Carmel Bird explores faith, loss and the theft of an icon in her new work Child of the Twilight (February, Fourth Estate). Here she answers questions from National Library of Australia bookshop manager Candice Cappe.
Q The issue of art theft is important in Child of the Twilight, in particular the theft of a religious icon which resembles the infant Jesus—based on a real incident. How much of your work is inspired by real-life events?
A When I heard about the disappearance of the statue from the Roman church I knew I had to write about it. I knew in my heart that this was something I wished to explore in a novel. There is a thread that runs through my work—an interest in, focus on, the centrality of the child, which is of course also central to the Christian faith. This focus in my fiction sometimes leads to disappearing children (as in novel The Bluebird Café), and the fact that this was a stolen miracle-working statue of the infant Christ seemed fascinating to me. I perceived a metaphorical dimension to the disappearance. It came at a time when women appear to be having trouble conceiving, and are able to take advantage of medical procedures such as IVF, and I wished to explore some of the implications of such interventions. There were two real-life matters inspiring me—the statue and IVF. Bringing the two together was absorbing work. The statue is wooden, like the statue of Pinocchio, and stories of the making of children from substances other than human material (flowers, snow) appealed to my imagination.

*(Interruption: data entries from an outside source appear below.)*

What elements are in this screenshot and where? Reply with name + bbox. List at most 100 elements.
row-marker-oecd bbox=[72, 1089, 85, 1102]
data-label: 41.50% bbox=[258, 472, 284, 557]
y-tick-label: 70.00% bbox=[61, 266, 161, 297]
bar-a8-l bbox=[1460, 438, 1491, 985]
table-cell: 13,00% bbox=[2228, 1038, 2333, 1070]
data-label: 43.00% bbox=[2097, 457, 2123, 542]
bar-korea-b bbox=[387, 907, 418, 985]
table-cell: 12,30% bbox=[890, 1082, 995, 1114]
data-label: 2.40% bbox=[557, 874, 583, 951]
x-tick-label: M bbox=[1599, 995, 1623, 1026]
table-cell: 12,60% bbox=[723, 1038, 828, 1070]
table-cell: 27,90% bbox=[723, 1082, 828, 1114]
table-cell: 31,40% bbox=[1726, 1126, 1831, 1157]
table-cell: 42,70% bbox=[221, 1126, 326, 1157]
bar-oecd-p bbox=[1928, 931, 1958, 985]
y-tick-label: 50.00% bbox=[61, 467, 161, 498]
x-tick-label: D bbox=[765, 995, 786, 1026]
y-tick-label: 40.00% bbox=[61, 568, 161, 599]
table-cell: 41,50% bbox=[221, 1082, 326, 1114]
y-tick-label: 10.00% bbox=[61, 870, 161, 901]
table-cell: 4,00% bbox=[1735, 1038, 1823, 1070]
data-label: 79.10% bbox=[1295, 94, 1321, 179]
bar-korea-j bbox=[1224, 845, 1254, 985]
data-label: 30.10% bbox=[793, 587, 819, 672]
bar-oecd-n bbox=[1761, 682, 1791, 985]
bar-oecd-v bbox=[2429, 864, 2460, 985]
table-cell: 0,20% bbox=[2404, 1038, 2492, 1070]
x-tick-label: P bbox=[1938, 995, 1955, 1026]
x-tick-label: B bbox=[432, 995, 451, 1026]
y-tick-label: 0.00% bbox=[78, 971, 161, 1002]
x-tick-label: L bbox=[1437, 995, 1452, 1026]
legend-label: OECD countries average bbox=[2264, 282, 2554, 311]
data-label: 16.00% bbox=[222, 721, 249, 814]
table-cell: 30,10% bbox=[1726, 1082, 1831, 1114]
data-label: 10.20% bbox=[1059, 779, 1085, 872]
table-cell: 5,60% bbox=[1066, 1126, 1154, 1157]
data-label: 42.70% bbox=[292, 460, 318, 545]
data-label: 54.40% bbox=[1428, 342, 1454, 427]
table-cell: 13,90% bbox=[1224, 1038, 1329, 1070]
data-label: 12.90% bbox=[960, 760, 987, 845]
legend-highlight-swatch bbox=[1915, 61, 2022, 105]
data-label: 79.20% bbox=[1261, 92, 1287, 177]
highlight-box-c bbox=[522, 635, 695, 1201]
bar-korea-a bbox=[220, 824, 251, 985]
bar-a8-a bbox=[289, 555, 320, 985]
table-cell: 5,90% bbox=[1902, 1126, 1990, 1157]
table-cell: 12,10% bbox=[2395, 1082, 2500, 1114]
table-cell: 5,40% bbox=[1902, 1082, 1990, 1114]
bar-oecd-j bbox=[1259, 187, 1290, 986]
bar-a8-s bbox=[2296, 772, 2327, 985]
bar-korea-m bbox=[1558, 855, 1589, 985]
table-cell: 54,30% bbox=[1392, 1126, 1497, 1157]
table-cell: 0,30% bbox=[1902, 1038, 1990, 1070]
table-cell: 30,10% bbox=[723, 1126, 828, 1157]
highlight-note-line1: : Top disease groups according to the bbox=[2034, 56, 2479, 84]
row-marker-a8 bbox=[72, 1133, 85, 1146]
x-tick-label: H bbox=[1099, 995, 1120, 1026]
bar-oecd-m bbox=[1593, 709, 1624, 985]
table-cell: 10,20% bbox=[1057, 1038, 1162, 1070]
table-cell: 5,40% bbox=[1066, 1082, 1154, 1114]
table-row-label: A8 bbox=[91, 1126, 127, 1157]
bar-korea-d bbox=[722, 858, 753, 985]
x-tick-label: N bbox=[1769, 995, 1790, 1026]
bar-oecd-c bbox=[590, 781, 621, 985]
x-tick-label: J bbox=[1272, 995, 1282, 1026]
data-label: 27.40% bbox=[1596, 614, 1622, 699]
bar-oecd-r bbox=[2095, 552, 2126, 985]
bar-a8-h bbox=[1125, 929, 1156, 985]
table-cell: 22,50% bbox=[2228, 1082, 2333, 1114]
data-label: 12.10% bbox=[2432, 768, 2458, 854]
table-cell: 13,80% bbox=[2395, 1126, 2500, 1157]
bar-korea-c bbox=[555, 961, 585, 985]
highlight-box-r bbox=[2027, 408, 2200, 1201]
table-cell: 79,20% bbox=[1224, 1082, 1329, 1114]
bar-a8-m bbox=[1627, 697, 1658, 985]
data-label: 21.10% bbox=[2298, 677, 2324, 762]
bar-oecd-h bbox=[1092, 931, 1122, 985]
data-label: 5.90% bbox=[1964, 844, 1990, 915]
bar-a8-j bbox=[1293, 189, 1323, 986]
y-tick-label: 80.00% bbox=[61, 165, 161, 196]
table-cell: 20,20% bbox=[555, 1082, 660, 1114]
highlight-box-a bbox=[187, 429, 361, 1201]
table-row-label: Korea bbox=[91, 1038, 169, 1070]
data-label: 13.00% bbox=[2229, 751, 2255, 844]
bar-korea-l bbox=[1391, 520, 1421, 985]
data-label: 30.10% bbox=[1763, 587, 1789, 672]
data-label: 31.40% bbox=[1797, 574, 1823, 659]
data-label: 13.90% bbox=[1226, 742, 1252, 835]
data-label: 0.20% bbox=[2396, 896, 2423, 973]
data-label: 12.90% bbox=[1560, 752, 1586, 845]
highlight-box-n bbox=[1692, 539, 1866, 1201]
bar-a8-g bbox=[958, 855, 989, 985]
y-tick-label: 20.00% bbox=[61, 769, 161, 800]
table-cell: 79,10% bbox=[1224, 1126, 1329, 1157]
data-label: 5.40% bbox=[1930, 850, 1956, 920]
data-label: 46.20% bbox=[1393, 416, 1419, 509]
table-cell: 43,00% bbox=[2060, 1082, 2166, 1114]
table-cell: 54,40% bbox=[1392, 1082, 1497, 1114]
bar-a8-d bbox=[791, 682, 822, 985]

Q The themes of faith and loss are central throughout the book, almost asking readers to question the beliefs that we live by. Did you set out to pose the questions about myth and belief in this book and do you think faith becomes more important once we have experienced loss?

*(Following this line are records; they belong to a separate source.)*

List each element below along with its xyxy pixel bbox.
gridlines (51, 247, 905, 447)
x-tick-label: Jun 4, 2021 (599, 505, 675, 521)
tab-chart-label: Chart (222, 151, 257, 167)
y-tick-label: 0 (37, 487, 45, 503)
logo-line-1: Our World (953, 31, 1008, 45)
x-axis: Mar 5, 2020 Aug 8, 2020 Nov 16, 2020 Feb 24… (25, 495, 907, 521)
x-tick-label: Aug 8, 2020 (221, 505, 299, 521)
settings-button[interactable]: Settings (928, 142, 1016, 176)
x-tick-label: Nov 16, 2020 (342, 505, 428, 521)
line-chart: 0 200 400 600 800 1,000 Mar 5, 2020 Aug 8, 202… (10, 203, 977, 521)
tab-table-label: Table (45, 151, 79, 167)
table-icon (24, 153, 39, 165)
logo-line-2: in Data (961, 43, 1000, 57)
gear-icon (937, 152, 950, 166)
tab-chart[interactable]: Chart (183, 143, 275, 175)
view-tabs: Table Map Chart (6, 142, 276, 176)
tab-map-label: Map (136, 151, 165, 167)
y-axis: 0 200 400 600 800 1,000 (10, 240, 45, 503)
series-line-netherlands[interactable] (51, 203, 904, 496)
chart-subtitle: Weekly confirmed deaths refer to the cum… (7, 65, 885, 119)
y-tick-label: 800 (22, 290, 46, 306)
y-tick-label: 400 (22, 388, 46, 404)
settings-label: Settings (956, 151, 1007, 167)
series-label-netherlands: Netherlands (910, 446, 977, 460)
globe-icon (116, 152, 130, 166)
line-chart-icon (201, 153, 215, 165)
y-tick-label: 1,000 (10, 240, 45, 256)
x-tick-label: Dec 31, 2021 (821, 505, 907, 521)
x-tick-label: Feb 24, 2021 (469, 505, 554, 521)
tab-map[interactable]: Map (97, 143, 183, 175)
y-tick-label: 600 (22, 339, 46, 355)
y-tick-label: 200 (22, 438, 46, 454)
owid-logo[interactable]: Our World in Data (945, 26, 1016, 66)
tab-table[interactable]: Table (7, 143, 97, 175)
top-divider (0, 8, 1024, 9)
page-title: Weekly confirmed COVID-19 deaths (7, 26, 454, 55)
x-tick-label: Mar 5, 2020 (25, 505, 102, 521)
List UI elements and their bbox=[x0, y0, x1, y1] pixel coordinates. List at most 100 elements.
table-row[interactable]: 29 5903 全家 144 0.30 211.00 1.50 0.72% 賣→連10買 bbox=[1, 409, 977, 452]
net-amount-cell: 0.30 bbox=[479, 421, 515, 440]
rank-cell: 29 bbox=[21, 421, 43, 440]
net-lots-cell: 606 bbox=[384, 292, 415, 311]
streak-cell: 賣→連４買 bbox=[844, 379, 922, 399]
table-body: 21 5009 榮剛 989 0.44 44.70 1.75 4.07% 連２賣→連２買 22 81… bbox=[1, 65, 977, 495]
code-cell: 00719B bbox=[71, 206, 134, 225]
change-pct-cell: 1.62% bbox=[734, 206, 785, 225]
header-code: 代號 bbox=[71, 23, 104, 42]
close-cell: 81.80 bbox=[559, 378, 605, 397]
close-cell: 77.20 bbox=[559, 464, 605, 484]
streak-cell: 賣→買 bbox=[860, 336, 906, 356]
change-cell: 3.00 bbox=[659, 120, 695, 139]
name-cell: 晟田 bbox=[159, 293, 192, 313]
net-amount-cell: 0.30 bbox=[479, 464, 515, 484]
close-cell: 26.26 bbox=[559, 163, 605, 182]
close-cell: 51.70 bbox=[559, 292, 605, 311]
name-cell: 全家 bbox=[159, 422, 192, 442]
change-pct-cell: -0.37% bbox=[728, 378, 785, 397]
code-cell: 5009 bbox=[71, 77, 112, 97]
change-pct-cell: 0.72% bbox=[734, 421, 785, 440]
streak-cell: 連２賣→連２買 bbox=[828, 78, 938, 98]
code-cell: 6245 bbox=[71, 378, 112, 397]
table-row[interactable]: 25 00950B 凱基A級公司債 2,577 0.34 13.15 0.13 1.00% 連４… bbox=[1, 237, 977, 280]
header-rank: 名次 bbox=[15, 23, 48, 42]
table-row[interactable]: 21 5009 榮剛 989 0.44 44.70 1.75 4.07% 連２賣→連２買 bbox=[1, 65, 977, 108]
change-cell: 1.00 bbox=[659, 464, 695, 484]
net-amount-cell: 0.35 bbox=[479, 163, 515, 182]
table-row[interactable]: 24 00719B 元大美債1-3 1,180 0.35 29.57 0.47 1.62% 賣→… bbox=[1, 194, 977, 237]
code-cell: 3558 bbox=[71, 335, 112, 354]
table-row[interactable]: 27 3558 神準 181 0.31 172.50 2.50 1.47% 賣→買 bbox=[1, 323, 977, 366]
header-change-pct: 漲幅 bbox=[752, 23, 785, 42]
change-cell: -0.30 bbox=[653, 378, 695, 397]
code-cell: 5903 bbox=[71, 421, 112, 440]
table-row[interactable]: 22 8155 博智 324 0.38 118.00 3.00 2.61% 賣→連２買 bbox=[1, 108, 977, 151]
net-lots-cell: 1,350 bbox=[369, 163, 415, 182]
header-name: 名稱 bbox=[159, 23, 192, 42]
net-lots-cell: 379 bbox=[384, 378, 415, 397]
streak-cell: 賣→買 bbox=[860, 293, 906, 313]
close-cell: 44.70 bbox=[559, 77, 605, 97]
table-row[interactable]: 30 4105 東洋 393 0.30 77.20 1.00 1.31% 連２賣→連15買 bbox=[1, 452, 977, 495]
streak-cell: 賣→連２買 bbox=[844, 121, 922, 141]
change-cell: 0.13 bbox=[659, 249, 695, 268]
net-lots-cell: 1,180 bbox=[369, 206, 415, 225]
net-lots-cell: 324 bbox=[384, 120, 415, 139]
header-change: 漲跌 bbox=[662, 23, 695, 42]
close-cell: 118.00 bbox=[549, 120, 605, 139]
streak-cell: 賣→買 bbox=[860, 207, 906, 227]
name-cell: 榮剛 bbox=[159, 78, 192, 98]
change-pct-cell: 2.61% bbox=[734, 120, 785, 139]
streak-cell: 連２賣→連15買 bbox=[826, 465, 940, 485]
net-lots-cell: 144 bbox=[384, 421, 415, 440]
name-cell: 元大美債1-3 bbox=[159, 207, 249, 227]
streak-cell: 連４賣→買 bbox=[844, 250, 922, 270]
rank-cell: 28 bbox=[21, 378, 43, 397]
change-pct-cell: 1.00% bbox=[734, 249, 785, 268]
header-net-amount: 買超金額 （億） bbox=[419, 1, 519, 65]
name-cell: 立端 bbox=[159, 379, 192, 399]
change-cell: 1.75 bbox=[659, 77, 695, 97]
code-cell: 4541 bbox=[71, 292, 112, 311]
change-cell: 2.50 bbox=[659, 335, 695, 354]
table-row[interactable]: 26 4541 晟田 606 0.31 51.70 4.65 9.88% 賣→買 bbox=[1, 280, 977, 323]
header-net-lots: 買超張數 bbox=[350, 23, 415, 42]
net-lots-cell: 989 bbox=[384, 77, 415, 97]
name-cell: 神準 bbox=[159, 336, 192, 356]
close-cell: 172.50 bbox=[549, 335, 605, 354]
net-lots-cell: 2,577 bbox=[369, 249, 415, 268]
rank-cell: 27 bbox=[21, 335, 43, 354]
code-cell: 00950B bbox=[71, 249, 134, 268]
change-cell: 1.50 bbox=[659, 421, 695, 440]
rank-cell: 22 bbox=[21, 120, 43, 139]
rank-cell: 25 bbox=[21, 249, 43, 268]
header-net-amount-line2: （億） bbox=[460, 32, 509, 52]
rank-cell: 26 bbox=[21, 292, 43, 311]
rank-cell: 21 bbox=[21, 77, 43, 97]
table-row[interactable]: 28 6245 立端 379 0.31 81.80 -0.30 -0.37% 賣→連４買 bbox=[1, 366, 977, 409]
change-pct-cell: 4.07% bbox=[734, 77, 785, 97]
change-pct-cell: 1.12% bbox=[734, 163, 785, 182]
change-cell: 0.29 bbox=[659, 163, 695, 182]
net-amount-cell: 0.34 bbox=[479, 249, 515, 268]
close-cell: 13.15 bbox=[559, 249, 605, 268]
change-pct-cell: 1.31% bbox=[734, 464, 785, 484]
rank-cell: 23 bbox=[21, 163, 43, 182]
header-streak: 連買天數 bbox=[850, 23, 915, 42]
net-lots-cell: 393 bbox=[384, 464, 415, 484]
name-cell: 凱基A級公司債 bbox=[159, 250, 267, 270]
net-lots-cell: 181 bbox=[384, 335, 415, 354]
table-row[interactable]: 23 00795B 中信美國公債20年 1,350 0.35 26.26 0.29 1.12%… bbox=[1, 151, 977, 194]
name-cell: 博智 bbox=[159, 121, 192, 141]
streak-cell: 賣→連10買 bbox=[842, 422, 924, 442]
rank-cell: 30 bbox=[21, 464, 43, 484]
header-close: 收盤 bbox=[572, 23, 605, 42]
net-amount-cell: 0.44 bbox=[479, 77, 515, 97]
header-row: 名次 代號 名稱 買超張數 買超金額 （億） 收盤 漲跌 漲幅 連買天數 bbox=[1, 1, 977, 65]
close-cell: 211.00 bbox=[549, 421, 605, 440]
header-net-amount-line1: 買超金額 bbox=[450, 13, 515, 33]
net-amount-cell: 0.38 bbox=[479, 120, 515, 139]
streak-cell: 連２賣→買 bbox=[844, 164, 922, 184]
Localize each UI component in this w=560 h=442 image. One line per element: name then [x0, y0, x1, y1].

A It sounds rather routine to say this, but the process is more or less: 1) the inspiration 2) the situation 3) the characters 4) the development of the plot. All these come together at the one time, in the writing, and develop alongside each other. As the work is constructed, the images and ideas work their way along as well. The whole exercise seems to bloom, all its elements opening out simultaneously in the process of the work. I can see, as I read the finished novel, that questions of belief of various kinds are being posed. However I did not set out to pose them. The range of responses people have to tragedy and loss is fascinating and important, and I have explored some of these responses.
A With regard to faith and loss—it does seem (in life) that people frequently seek a religious support in the face of loss, even when there has been little apparent faith beforehand. Religious faith can appear to bring comfort when comfort proves elusive. This novel does not aim to provide clear answers to the great questions of suffering and faith, however it cannot but pose them.
Q The book is narrated in the first person through the eyes of a young woman, Sydney Kent, and the tone is contemporary in style and voice, yet some of the themes and characters have an almost medieval appearance. How important is the idea of mystical legend and folklore in your work?
A Sydney is an American girl who is the product of an IVF procedure whereby all her genetic material originated outside her family. All details and records have been destroyed so that Sydney will never know who she really is. She is in fact a modern mystery, and has developed an interest in ancient fertility mysteries. The wisdom embedded in legend and myth and folklore seems to me to be apposite to the mysteries that will perhaps (or perhaps not) forever surround creation. The medieval flavour of parts of the text foregrounds for the modern reader some of the ancient poetic solutions to modern scientific problems (such as infertility).
Q Your writing appears imaginatively woven together with beautiful descriptive language, which makes me wonder if writing is as much a visual process as an intellectual one for you?
A My work is visual and musical—I work with the images that will bring forward the ideas, and with the rhythms of the language. Within this novel there are many key references to works of art, both genuine and false—these references are an important part of the visual canvas of the text.